Neuroblastoma and Congenital Cardiovascular Malformations
1 Department of Pediatrics, Ospedale Regina Elena, Milan, Department of Pediatric Cardiology/Cardiac Surgery, Ospedale San Donato Milanese, Milan, Italy
2 Franciscan Children's Hospital, Department of Pediatrics, Boston University School of Medicine, Boston, MA
3 Department of Surgery, Ospedale San Donato Milanese, Milan, Italy
Congenital cardiovascular malformations (CCVM) are frequently associated with noncardiac malformations, often comprising a multiple malformation syndrome, but occurring infrequently in nonsyndromic systemic disease states such as neuroblastoma.
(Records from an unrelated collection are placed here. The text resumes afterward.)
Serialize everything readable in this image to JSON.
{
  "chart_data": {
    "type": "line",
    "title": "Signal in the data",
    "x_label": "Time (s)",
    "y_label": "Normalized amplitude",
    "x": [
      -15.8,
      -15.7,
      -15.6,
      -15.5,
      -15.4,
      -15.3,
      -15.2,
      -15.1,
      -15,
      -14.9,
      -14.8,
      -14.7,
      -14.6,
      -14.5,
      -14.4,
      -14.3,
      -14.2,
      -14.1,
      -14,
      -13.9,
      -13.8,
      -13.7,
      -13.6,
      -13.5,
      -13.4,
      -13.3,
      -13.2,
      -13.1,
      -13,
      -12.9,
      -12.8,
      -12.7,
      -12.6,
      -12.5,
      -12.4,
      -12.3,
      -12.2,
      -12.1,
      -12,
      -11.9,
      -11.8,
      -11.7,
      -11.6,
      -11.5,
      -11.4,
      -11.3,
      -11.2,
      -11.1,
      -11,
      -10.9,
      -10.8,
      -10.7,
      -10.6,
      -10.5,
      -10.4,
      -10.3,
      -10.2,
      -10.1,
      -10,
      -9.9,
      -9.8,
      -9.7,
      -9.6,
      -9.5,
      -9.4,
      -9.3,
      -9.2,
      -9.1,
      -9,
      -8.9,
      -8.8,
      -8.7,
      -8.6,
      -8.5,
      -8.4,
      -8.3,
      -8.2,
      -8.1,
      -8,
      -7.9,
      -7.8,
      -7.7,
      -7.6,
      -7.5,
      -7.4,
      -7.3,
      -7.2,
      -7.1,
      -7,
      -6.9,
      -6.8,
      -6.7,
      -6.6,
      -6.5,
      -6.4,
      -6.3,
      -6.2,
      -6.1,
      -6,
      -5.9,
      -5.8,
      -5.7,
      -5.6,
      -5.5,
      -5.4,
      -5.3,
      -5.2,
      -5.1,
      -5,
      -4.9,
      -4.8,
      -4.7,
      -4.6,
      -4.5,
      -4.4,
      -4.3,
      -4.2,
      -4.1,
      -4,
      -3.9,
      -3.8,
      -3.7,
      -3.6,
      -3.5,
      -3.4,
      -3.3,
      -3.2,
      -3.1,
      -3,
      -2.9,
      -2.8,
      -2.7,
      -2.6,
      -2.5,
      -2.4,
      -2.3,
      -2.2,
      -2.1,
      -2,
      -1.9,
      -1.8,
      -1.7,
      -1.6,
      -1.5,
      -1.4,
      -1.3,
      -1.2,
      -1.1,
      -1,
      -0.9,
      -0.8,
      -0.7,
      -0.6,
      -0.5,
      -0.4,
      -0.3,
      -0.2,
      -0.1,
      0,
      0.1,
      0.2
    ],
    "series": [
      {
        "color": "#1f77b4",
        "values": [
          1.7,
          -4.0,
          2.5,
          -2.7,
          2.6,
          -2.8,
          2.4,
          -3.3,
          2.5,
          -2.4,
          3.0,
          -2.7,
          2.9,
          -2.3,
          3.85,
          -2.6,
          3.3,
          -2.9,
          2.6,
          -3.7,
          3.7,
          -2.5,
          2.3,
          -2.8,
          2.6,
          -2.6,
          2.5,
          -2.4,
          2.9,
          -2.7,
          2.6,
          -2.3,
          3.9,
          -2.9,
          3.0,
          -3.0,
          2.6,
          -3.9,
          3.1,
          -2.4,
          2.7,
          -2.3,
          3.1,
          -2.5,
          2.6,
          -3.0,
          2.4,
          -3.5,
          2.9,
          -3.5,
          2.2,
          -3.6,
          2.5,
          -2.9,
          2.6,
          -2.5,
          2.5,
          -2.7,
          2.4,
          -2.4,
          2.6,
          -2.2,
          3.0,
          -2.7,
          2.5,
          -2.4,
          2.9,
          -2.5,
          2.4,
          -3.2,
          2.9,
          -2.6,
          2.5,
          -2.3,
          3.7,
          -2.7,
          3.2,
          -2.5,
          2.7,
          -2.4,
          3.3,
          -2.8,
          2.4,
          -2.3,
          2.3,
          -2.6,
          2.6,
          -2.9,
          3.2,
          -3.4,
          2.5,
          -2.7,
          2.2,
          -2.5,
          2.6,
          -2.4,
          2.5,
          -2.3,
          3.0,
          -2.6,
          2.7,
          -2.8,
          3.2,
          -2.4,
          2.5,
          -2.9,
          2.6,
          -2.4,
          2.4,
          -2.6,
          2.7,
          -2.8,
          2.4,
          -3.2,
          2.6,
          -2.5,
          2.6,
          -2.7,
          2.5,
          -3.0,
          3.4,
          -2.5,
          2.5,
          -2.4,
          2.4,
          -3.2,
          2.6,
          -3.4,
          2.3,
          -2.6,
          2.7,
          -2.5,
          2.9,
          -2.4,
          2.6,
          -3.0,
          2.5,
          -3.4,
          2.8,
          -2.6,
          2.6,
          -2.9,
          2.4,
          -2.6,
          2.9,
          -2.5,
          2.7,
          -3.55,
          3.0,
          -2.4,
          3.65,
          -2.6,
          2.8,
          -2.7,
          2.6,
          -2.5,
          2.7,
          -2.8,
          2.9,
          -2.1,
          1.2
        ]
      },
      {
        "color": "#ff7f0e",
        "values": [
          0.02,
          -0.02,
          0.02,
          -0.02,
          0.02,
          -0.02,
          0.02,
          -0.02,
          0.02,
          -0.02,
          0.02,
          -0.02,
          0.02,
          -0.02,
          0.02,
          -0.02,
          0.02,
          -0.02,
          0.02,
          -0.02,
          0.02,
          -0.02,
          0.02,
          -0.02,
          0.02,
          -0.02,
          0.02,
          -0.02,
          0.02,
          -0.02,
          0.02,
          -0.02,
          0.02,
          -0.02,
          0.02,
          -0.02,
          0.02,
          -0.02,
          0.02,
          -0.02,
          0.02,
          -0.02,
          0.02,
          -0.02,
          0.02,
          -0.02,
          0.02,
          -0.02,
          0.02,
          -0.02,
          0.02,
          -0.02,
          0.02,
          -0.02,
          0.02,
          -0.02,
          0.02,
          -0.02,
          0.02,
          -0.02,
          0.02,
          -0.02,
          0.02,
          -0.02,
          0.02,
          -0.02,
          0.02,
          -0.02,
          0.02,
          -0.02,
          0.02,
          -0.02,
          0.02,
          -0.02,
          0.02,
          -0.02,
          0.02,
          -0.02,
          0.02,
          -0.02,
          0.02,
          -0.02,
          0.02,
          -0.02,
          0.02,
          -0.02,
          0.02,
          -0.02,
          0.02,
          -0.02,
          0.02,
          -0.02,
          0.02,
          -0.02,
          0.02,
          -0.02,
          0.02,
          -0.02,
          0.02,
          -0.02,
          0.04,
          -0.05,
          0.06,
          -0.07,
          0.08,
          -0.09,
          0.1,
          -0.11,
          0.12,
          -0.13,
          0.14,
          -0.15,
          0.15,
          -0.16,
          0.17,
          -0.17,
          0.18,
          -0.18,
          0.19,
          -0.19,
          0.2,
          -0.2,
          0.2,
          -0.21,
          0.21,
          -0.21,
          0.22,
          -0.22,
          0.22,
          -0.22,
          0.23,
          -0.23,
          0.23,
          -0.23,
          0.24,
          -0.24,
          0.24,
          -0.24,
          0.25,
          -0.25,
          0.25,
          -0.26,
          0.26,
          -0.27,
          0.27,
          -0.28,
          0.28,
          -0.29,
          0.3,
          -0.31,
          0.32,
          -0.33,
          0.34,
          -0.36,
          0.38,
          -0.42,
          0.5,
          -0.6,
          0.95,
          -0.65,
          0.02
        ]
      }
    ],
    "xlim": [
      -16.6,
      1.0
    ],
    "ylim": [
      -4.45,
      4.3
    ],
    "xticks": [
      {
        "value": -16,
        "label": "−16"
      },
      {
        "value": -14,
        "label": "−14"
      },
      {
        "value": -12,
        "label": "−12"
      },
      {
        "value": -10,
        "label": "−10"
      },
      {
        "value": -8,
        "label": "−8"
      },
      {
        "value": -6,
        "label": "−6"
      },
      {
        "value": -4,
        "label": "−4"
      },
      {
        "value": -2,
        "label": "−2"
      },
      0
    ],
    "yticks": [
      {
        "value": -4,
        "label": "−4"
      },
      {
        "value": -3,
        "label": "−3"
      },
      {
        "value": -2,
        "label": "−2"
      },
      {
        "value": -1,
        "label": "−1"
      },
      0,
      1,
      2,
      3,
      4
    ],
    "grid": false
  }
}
As the most common malignancy in the first year of life, neuroblastoma presents as both clinically apparent and clinically unsuspected in situ tumors detected at autopsy. Neuroblastoma's association with CCVMs, especially conotruncal defects, suggests a possible common embryologic role for abnormal neural crest cell migration and development. We provide further documentation of this intriguing, albeit rare, association by reporting a boy with a prenatally detected complex CCVM (univentricular heart and dextro-transposition of the great arteries [d-TGA]) and congenital neuroblastoma.